Ive gone through the proof of using semi direct products to show that a possible isomorphism class of a group of order 21 is the following:
Where we follow the below procedure to obtain this presentation:
21 = 7*3 which implies for the non abelian case we have 1 normal subgroup of order 7 and 7 subgroups of order 3.
The let H = C$_7$ and K = C$_3$. Then we have a semi direct product of H and K.
Consider our possible homomorphism from K -> Aut(H). Since K has order 3, the image must divide |Aut(H)| = 6 and must divide 3 as it is the index of the kernal of our homomorphism. Then the image can be of order 1 or 3, 1 gives an abelian group classification so we focus on order 3.
Then we aim to find an element of Aut(H) of order 3 in our image. Well the automorphism that sends y -> y$^2$ has order 3 as Aut(H) is isomorphic to Z$_7$$_X$ and 2 has order 3 in Z$_7$$_X$.

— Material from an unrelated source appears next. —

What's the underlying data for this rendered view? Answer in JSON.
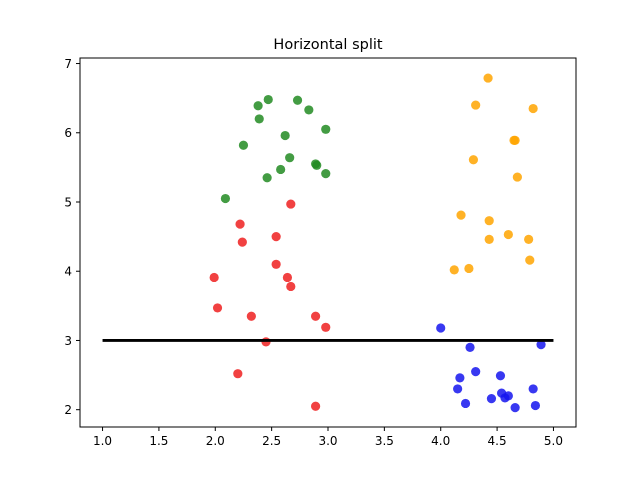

Then we have the relation xyx$^{-1}$ = y$^2$. Then the book, and everyone on the internet it seems will end it here and not search for any other possible relations in this group. How can we be sure there are no other relations that need to be defined in this group?
Note:
Similarly we could arrive at another automorphism of order 3 with the defining map xyx$^{-1}$ = y$^4$ as 4 has order 3 also in Z$_7$$_X$. This would define, presumably, a new group with of course a new presentation.
My try at an answer:
When multiplying two elements in H $\rtimes$ K, we have all the pieces we need. Multiplication in the second component of the 2-tuple (h,k) is already defined as K is already a defined group with a known structure and generator, so one does not need anything additional other than the relation y$^3$ = 1. The generator for H also helps, but we need one more piece of information, namely how our homomorphism maps values in K to conjugation actions on H. Once this information is known, one can compute any value in the group. Since every value in the group is now computable, the relations we have listed are sufficient.
Thanks!